White-flesh sweet potatoes are truly an excellent substitute for English potatoes when it comes to making certain dishes. We are already familiar with this alternative in sweet potato salad, mashed sweet potatoes and roasted sweet potatoes. Well here is another way in which sweet potatoes check all the boxes when it comes to the taste and texture highly desired in scalloped potatoes. Scalloped sweet potatoes!
This dish was so well received that some taste testers thought that English potatoes were layered between the slices of sweet potatoes. So, if you are looking for something different to make this holiday, this is it. If you are monitoring your white-English-potatoes intake, this is for you. If you are tired of candied sweet potatoes, make this dish. If you are Bajan and savoury sweet potato pie is a holiday favourite, switch it up with this dish or make this scalloped version and sweet potato pie. Either way, you have a winner on your hands. If you have people coming over that have to watch their blood sugar levels, you can make this version of scalloped potatoes for them.
White-flesh sweet potatoes are starchy and a complex carbohydrate. When cooked, they are drier than the orange or yellow-flesh versions; they’re less sweet too. It is for these reasons that they work so well in this preparation.
Let’s get to the recipe.
Scalloped Sweet Potatoes
Yield: 1 (8 x 8-inch baking dish)
SPECIAL EQUIPMENT
● Slicer or mandoline (optional)
● Aluminium foil
INGREDIENTS
● 3 pounds white-flesh sweet potatoes
● 1½ tablespoons salted or unsalted butter
● 1½ tablespoons flour
● 2 tablespoons minced sweet or flavour peppers
● 2 heaped teaspoons minced fresh thyme
● Minced hot peppers to taste
● 2½ cups whole milk
● Salt to taste
● 2 cups grated sharp cheddar cheese, divided in half
● Minced parsley to garnish (optional)
DIRECTIONS
1. Preheat oven to 400 degrees F.
2. Brush baking dish with oil or rub with softened butter.
3. Peel sweet potatoes and slice into ⅛-inch thin slices (thinner than ¼-inch thickness). If you do not have a slicer, use a sharp knife to make the slices. Arrange the slices in baking dish at an angle, overlapping, making them scalloped.
4. Add butter, thyme and peppers to saucepan and place over medium heat; when the butter melts and begins to froth, add the flour and stir well to mix. Reduce heat to low and cook for 2 to 3 minutes until the rawness of the flour is cooked out.

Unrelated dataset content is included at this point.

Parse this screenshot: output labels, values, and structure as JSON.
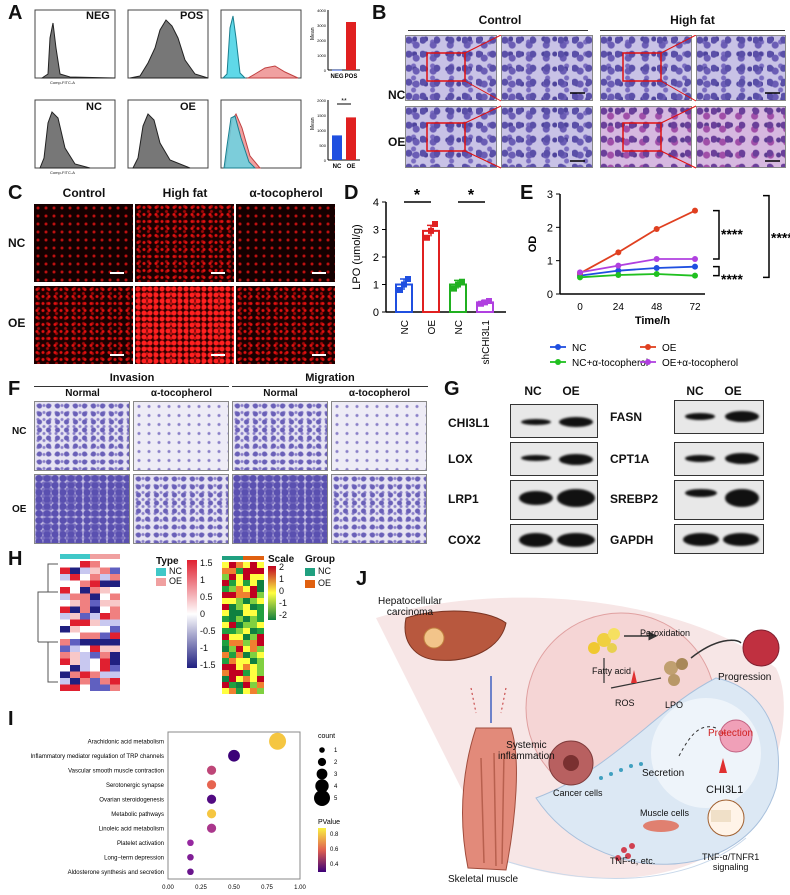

5. Raise heat to medium and pour milk into pot with roux (butter and flour mixture); use a whisk to mix well. Season with salt to taste and bring the mixture to simmer then reduce heat to low and stir intermittently until the sauce thickens. To check doneness of sauce – dip a tablespoon into the sauce and run a finger down the back the of spoon, if the separated sauce does not rejoin, the sauce is done. Turn off the heat and immediately stir in 1 cup of cheese until melted.
6. Pour the sauce all over the sweet potatoes; using a spatula or a knife, gently move the sweet potatoes so that the sauce can run down to the sides, bottom and in between.
7. Sprinkle remaining cheese over the sweet potatoes.
8. Cover the dish with foil and bake for 40 – 45 minutes or until a knife inserts with little or no resistance. Remove the foil and cook for 15 minutes or until golden and bubbly.
9. Remove from oven, sprinkle with parsley if using, and let rest for at least 30 minutes before serving.
NOTES
● To make a larger dish, simply double the amount of
ingredients.
● If you want the dish to be cheesier, add more to suit your
taste.
● I reserved some of the minced thyme and flavour peppers to
sprinkle on top before putting the dish in the oven.
● The dish stays hot long so you can cook early.
There is enough time before the holidays to do a test run; don’t wait.